GinDaddy Mon 07-Oct-19 14:45:38

@Newname2505

I'm so sorry to hear all this and can imagine the impact it has on you and your DCs.

Try and both keep your head up if you can. He may have made a genuine mistake. People get casual in jobs. I've worked in banking and there are of course stories about genuine compliance mistakes vs real intentional malfeasance or fraud

I'm not saying there are any grey areas whatsoever, am just showing sympathy as I doubt he would have done it if he had known the severe consequences.

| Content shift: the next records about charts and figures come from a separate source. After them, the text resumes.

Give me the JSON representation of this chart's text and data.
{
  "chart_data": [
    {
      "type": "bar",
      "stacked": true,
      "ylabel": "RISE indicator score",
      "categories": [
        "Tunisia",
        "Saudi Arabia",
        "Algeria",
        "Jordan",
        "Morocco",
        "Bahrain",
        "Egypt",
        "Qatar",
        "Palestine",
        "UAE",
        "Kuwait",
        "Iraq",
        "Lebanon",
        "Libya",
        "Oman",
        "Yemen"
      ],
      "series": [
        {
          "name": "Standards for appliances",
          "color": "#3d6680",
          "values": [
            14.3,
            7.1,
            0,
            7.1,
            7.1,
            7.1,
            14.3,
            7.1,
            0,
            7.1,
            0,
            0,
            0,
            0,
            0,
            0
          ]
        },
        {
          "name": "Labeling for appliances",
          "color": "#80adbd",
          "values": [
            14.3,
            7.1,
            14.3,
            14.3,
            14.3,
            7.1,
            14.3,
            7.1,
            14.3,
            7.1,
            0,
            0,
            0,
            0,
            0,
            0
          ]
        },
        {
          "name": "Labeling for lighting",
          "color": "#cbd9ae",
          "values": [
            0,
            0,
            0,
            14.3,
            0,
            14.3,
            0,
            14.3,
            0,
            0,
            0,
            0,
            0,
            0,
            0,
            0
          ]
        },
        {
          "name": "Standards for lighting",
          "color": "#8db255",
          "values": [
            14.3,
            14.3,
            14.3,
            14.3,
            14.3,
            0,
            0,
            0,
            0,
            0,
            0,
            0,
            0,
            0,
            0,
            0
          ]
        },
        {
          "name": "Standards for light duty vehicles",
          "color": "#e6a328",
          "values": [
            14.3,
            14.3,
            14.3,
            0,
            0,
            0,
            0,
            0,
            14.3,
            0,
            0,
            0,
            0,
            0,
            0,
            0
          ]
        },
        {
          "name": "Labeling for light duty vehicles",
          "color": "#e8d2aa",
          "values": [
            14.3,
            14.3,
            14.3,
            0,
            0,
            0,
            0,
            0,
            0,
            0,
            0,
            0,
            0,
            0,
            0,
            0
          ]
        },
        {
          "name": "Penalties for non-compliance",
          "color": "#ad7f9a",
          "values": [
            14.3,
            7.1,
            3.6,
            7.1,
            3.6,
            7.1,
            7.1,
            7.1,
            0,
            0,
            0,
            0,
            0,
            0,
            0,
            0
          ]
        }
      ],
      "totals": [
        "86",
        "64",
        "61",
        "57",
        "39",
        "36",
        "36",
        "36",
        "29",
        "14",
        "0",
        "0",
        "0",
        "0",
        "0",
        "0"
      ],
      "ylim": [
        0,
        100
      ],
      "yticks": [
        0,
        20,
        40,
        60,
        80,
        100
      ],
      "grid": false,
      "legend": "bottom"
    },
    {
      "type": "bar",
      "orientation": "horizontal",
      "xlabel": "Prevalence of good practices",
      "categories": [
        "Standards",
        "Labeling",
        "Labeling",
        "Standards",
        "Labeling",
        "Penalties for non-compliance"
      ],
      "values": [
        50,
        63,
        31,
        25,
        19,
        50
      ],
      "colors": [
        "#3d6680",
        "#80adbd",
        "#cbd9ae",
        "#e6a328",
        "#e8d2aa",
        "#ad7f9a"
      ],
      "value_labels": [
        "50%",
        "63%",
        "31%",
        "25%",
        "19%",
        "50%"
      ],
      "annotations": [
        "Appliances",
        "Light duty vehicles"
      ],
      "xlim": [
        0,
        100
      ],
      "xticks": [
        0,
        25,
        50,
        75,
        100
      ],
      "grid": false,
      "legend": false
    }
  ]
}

We had a horrendous best part of a year where we went from a very comfortable lifestyle, to a pretty marginalised one. We coped, we got through it, it wasn't easy, I'm not even going to pretend it "brought things together", but we are here, our DCs are well, and my career is intact.

It will be ok - you both sound like resourceful folk am hoping all good things for you

alwayscauseastir Mon 07-Oct-19 14:45:48

Straight into the agencies, be honest with them about the dismissal as it will come out in references. Obviously his choices will be limited as lots of companies have strict confidentiality policies, so Nhs etc be a non-starter. But once he has a few jobs under his belt, and a few more references, a new employer wouldn't need to see a reference from the place he was dismissed from, so he would have a clean slate.

My colleague did a massive data breach, simply for being nosey. He did agency work for a year, got some good references, and is now back working in the industry the was dismissed from at a branch down in the south. I'd obviously never employ him or trust him...but that's up to his new employer now.